Local to global deformation of invertible sheaves Let $\pi:X \to S$ be a flat, projective morphism, $S$ irreducible. Suppose that for all $s \in S$, the fiber $X_s$ satisfies $h^2(\mathcal{O}_{X_s})=0$. This means in particular that given an invertible sheaf $\mathcal{L}_0$ on $X_{s_0}$, for some $s_0 \in S$, there exists no obstruction to infinitesimal deformation of the invertible sheaf $\mathcal{L}_0$ (see $\S 6$ of Hartshorne's "Deformation theory"). My question is: does there exist an invertible sheaf $\mathcal{L}$ on $X$ such that $\mathcal{L}|_{X_{s_0}} \cong \mathcal{L}_0$? Any reference will be most welcome (I am looking for techniques to go from local to global deformation of invertible sheaves).
 A: The answer is no, even for locally constant families. Let $F$ be a smooth projective variety with an automorphism $\sigma$, and let $L$ be a line bundle on $F$ such that $\sigma^* L$ is not isomorphic to $L$. For example, take $F=\mathbf{P}^1\times \mathbf{P}^1$ with $\sigma$ the coordinate-switching involution, and $L=\mathcal{O}(1,0)$. Take $S$ to be the nodal curve obtained by gluing $0$ to $\infty$ on $\mathbf{P}^1$, and let $X$ be obtained from $F\times \mathbf{P}^1$ by identifying $(f, 0)$ and $(\sigma(f), 1)$. The natural $X\to S$ is a locally trivial fibration with fiber $F$. Take $s$ to be the node and $L_0$ to be $L$.

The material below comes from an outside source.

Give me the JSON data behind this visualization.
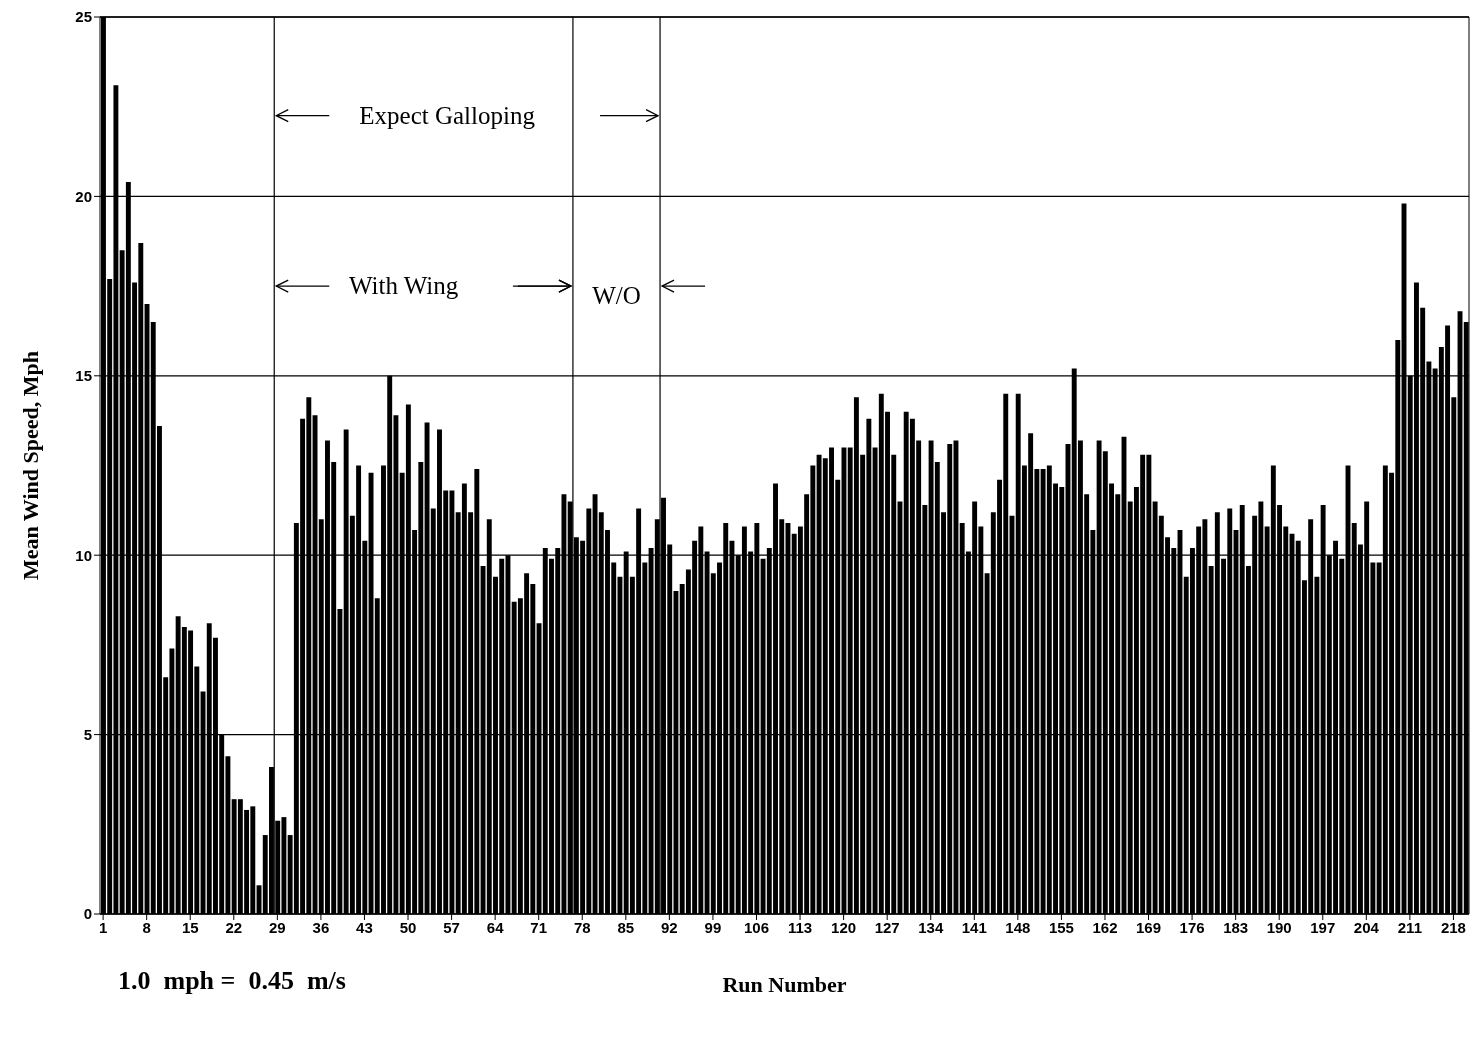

Think about it this way: in general, suppose that $X\to S$ is nice enough so that there exists a relative Picard scheme $P\to S$. The assumption that $H^2(X_s, \mathcal{O})=0$ for all $s\in S$ implies that $P\to S$ is (formally) smooth, and so every section over a point (i.e. your $\mathcal{L}_0$) extends to an infinitesimal/formal/etale neighborhood. But there is no reason to have a non-zero global section of $P\to S$ at all.